Bowser gaped his mouth to say something else, but clenched it and nodded. "The soldiers will take you back."
"Yeah, yeah."
Through the corridor, Luigi was followed quite closely by two guards, stopping here and there to check out portraits hung on the walls. As he stepped into his room and shut the door, he plopped on his uninjured side and winced at the pain from the sudden jolt.
'All I wanted was..'
He didn't dare finish that thought, he knew what he wanted, but shouldn't have expected it from a dragon wannabe. He flopped onto his back, so he could brace himself upwards and started to the window. Looking out, he could see a few huts on some wetlands and noticed the drastic transition from soil to soot.
Bowser placed the plate in the sink and started to wash it. The Koopa beside him glanced up at him nervously, already working on a heavy load of dishes.
He didn't say anything, but he could tell his presence made them nervous, "You."
"M-Me, your highness?"
"No, the ceiling."
"Oh! Ok."
Bowser groaned, "Of course I meant you!"
"Sorry, your highness!", They squeaked.
"Ugh... Look, did you treat the Queen last night?"
The Koopa perked up, "Yes! H-He was a bit nervous about drinking the soup, but I-"
"I didn't ask for all of the details."
"Sorry.."
"Good. Now, did he.. seem like a fit ruler to you?"
The dish-washer slowly lowered their sponge and plate, thinking. "He.. didn't NOT seem like one."
"Hm... And did he ever yell any orders? Demand anything? What do you think of him as a Queen?"
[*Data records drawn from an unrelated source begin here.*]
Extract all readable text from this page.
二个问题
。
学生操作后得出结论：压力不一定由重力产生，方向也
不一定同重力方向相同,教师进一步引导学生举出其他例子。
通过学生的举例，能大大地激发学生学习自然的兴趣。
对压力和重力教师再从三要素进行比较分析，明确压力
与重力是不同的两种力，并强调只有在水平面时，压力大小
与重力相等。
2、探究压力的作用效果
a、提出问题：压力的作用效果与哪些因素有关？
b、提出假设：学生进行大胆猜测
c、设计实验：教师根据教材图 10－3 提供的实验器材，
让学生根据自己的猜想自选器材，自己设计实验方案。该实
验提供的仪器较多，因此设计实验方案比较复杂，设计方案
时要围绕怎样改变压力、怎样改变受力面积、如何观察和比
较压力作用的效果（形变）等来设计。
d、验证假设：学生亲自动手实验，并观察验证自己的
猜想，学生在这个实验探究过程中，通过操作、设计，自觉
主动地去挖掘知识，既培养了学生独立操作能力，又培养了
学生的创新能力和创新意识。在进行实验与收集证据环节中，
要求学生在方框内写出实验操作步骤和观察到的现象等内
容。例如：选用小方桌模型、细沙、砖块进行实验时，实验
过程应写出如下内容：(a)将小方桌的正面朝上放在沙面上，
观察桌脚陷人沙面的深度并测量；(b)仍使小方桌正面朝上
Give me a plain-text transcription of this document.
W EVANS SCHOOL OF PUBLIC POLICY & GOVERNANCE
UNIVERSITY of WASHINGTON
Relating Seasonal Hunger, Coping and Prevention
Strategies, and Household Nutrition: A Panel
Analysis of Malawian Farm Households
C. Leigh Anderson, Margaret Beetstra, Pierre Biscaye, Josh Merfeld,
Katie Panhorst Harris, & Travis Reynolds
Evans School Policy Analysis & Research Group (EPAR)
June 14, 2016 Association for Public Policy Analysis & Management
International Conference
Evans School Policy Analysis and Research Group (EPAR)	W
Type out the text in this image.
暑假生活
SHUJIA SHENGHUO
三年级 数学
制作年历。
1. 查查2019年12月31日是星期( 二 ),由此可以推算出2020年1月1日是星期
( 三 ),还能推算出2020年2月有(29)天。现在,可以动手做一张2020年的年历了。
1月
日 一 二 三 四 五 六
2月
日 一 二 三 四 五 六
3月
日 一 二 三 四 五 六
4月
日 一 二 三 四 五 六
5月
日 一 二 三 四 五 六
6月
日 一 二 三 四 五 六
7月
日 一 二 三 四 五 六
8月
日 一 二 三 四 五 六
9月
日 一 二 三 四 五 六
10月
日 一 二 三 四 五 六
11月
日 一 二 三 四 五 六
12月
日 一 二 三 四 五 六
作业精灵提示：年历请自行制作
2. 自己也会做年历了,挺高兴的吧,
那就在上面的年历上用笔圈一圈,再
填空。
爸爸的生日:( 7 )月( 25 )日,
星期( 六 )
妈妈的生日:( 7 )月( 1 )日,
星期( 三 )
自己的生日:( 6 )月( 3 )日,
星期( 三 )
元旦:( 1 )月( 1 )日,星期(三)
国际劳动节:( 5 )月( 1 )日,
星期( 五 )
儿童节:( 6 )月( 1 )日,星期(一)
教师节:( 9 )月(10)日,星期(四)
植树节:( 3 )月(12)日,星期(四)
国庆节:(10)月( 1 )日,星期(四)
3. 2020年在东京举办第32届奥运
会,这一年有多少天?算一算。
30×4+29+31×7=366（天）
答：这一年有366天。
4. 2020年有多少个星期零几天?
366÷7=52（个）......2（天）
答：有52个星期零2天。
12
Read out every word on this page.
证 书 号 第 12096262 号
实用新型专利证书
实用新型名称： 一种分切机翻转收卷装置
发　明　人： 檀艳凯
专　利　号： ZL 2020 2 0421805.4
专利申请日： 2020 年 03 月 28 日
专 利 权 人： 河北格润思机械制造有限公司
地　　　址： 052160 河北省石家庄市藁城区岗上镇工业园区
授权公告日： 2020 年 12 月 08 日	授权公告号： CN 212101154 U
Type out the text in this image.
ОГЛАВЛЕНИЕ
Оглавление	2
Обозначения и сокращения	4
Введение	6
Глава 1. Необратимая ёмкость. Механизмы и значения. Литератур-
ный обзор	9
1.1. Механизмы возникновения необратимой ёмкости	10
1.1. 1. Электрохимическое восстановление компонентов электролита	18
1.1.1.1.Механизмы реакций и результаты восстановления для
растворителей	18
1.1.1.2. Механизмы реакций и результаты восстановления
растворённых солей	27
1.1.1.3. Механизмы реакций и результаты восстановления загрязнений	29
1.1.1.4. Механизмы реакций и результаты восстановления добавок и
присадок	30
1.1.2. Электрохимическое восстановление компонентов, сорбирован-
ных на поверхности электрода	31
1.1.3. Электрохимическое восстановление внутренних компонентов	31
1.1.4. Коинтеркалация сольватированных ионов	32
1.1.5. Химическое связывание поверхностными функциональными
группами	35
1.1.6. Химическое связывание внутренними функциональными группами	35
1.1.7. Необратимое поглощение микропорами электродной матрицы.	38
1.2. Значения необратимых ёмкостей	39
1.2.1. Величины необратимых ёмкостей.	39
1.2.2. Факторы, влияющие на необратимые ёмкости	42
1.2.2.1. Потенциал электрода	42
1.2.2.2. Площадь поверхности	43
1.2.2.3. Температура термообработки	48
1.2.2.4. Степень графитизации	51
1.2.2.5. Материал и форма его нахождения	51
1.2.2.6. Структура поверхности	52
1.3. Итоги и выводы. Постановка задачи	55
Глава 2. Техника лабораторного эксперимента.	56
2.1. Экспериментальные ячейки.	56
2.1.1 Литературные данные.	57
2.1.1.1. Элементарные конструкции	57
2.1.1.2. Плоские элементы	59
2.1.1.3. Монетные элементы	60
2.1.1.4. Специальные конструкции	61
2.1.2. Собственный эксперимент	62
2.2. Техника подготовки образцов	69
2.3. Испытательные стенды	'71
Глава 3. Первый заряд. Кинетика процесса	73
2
The Koopa was stunned, eyes widened and was slowly inched away from the King in fear of the wrong answer.
"Well?", Bowser sneered.
"U-Um... He didn't yell, I think his orders were in reason... He asked me to taste the soup for poison. I'm not sure if h-he'll be a good Queen since I don't know what he's done for the kingdom yet..B-But as long as he keeps your kingdom strong. It should be fine?"
Bowser put the plate down and grabbed the Koopa with his claw. They yelled and quivered as he raised them up to his eye level.
"Are you saying he'd take my place?!"
"N-No! Not at all your highness! I-Im just saying you could use him to your advantage! He'll know.. um. Oh! About plans of attack against your kingdom o-or possibly the location of another superstar?!", They squeaked as their head was slowly retracting.
Bowser thought about it and grinned, he dropped the help and stomped off.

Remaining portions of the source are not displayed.